We extracted current bioclimatic data from the WORLDCLIM dataset (v 2.1, http://www.worldclim.org/) at 30 arc-seconds resolution, LGM bioclimatic data from the Model for Interdisciplinary Research on Climate (MIROC) dataset at 2.5-min resolution [94], and LIG bioclimatic data from Otto-Bliesner et al. (2006) [95] at 30 arc-seconds resolution. There exist nineteen bioclimatic variables are included in the WORLDCLIM current and LIG [95] and LGM [96] datasets. The ArcGIS 10.0 (ESRI: Redlands, CA) was used to extract climatic variable layers to include only Eurasia to improve predictive power of Maxent models [97]. Prior to constructing SDM, the ENMTools (v 1.3) [98] was used to determine which bioclimatic variables were correlated, using R > 0.90 as a cutoff, and twelve variables which were found to be correlated with at least one other variable were removed.

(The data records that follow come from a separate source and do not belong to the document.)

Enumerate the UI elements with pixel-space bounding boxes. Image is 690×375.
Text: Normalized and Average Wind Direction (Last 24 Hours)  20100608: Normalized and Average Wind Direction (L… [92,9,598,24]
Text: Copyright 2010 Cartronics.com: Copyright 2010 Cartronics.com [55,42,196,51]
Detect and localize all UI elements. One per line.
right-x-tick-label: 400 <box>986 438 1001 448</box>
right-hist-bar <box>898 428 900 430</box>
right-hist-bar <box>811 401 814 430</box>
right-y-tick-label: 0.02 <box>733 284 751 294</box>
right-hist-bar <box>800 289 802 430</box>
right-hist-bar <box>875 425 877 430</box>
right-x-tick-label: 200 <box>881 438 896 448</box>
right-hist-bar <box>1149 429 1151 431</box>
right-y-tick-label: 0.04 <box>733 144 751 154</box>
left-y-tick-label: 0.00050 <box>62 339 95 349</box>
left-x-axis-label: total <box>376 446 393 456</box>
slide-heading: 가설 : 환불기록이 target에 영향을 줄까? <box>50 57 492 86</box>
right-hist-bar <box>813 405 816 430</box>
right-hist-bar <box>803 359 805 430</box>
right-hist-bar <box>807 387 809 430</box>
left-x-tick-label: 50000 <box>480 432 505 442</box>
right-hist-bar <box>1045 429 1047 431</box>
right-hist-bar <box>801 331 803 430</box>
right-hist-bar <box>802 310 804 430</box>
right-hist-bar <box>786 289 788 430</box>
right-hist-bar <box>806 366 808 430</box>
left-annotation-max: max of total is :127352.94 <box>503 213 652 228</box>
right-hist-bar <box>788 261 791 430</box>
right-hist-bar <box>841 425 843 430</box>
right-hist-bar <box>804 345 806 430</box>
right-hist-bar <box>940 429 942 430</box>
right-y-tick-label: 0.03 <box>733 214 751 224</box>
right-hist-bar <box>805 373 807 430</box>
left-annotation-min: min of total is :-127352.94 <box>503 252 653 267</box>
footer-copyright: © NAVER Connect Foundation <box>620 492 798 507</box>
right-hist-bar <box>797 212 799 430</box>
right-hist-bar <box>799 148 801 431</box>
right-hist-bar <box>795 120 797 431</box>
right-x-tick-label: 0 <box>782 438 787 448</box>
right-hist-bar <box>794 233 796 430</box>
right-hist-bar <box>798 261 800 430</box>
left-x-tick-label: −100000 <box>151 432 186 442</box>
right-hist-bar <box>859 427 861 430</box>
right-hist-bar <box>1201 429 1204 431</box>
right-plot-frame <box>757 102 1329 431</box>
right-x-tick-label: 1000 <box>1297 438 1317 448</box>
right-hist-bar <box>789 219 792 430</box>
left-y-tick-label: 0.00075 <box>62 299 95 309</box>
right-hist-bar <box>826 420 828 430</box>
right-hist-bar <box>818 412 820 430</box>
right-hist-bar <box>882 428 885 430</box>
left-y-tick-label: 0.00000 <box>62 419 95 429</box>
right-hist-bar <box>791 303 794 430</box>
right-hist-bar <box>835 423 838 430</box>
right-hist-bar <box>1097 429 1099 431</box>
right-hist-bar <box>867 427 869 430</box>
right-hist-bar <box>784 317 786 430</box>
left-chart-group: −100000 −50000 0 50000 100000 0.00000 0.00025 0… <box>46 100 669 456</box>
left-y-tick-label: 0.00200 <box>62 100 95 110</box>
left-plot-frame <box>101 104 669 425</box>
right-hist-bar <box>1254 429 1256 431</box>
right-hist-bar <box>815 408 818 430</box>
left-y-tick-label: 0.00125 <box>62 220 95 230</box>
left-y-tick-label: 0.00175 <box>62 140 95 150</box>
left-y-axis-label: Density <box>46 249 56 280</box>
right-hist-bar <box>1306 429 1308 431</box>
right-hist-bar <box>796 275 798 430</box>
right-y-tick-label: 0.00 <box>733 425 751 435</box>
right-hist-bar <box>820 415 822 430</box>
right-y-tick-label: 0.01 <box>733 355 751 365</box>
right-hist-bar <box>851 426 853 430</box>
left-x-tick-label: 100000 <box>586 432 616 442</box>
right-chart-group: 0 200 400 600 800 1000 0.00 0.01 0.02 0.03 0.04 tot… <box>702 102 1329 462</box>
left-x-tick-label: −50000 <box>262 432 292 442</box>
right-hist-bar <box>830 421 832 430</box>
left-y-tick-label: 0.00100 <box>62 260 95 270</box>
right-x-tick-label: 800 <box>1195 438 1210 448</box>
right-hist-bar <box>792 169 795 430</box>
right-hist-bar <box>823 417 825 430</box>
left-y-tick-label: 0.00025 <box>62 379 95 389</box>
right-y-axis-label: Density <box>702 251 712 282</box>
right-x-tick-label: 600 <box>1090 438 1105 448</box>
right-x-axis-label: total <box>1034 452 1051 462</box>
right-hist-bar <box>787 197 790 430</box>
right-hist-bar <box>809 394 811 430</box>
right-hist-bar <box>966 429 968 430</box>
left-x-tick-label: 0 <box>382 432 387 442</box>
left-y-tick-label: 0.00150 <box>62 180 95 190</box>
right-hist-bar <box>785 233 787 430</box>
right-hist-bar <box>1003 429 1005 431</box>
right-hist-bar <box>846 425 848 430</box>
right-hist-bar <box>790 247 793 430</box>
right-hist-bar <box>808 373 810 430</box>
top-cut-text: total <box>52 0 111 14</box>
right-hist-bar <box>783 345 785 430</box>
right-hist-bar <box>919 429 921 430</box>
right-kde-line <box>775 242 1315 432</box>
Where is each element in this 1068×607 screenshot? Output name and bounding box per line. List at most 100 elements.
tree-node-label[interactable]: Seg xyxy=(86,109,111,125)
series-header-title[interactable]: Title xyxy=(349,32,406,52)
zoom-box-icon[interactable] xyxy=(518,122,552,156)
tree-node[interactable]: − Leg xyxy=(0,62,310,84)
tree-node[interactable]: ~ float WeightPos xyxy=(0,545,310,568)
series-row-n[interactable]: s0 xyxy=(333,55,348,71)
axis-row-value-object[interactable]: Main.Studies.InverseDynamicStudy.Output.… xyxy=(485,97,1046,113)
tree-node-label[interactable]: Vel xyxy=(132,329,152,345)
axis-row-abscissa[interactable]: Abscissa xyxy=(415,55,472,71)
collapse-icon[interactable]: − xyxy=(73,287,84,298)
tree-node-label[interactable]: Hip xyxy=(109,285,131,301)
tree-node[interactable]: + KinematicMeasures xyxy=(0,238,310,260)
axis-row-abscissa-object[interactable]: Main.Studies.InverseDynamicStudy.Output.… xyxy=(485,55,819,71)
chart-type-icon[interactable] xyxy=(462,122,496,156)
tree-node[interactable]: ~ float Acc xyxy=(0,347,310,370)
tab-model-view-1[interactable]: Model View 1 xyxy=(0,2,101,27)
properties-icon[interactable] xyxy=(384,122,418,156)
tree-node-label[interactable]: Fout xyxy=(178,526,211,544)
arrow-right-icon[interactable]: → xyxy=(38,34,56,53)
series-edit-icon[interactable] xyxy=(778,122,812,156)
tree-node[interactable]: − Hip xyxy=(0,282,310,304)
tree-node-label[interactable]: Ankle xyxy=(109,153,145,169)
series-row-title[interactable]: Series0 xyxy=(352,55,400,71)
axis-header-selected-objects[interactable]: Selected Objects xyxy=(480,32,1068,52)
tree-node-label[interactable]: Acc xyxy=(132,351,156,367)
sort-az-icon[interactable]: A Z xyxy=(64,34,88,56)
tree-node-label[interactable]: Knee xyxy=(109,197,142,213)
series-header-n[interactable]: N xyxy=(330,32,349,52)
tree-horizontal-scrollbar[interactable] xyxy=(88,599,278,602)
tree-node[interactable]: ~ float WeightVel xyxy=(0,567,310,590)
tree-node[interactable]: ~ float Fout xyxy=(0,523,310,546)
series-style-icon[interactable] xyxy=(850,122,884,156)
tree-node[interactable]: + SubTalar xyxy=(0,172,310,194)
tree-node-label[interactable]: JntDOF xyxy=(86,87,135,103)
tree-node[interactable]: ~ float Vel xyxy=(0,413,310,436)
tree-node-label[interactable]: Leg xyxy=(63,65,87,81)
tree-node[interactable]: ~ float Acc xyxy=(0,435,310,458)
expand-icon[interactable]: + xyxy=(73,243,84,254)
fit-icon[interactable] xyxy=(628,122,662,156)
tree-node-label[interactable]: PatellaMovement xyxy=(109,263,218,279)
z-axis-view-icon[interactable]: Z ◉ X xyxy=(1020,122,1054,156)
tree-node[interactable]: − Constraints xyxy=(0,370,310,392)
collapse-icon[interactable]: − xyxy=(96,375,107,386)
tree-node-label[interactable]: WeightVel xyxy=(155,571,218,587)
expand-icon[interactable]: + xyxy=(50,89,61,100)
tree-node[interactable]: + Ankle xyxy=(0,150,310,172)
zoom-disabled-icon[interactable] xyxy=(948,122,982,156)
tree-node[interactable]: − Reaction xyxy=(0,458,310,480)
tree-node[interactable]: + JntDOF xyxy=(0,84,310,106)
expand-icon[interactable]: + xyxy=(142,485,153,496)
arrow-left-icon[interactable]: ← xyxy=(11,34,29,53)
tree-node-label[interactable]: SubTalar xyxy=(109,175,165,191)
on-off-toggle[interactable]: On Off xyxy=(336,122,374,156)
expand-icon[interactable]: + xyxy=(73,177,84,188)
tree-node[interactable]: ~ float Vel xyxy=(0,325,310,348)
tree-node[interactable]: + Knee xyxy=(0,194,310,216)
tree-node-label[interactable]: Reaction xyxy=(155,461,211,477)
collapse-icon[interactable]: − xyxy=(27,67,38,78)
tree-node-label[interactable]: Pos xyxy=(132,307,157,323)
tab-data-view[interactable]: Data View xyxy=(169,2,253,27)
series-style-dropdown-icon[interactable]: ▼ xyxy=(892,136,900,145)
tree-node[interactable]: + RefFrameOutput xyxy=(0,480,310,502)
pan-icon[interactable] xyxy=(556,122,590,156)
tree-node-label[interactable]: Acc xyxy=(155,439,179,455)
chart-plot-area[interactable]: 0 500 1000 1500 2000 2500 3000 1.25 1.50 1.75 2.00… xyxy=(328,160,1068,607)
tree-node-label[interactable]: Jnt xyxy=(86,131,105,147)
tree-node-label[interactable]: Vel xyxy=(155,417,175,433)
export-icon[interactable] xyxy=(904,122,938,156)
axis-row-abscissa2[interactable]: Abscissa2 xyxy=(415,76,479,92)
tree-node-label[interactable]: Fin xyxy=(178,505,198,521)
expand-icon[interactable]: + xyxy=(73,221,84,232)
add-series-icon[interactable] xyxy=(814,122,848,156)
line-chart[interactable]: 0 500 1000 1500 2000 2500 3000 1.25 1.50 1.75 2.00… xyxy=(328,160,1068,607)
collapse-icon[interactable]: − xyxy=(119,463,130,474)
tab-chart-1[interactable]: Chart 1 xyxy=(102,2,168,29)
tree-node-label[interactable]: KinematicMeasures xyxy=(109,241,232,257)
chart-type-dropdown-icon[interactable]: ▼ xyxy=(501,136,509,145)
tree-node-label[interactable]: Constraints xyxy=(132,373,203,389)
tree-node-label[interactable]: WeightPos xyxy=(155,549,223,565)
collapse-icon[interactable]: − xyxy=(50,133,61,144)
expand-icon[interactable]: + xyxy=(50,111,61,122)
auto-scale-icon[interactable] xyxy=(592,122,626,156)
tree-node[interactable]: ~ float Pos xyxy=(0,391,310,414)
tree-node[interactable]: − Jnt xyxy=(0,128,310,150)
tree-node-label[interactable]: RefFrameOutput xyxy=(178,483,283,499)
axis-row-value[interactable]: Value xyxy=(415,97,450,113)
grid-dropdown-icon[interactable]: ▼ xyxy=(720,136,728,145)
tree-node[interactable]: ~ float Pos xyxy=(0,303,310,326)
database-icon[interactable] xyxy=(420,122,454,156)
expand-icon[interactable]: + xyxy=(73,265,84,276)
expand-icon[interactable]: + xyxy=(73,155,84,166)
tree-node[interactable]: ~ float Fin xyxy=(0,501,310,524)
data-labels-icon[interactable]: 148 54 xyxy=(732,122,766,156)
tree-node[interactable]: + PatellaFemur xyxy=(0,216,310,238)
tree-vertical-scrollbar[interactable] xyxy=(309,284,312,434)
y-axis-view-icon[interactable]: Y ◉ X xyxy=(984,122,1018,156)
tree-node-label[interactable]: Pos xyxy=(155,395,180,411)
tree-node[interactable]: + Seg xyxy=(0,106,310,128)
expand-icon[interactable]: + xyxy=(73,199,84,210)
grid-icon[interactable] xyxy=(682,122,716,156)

We used the Maxent (v 3.4.0) [99] to model current and past Carassius distribution, and used the following settings for the Maxent model: hinge features only, regularization multiplier of 1, 10,000 max number of background points, replicate run type of 10 cross-validations, 500 maximum iterations, and 0.00001 convergence threshold. We ran jackknife tests to measure the importance of each bioclimatic variable. Models used 700, 49, 56, 489 and 205 (total 1499) records for testing and six BIOCLIM environmental layers (bio2, 3, 8, 15, 18, 19) to produce models for present and paleodistributions of C. carassius, C. cuvieri, C. langsdorfii, C. gibelio and C. auratus, respectively.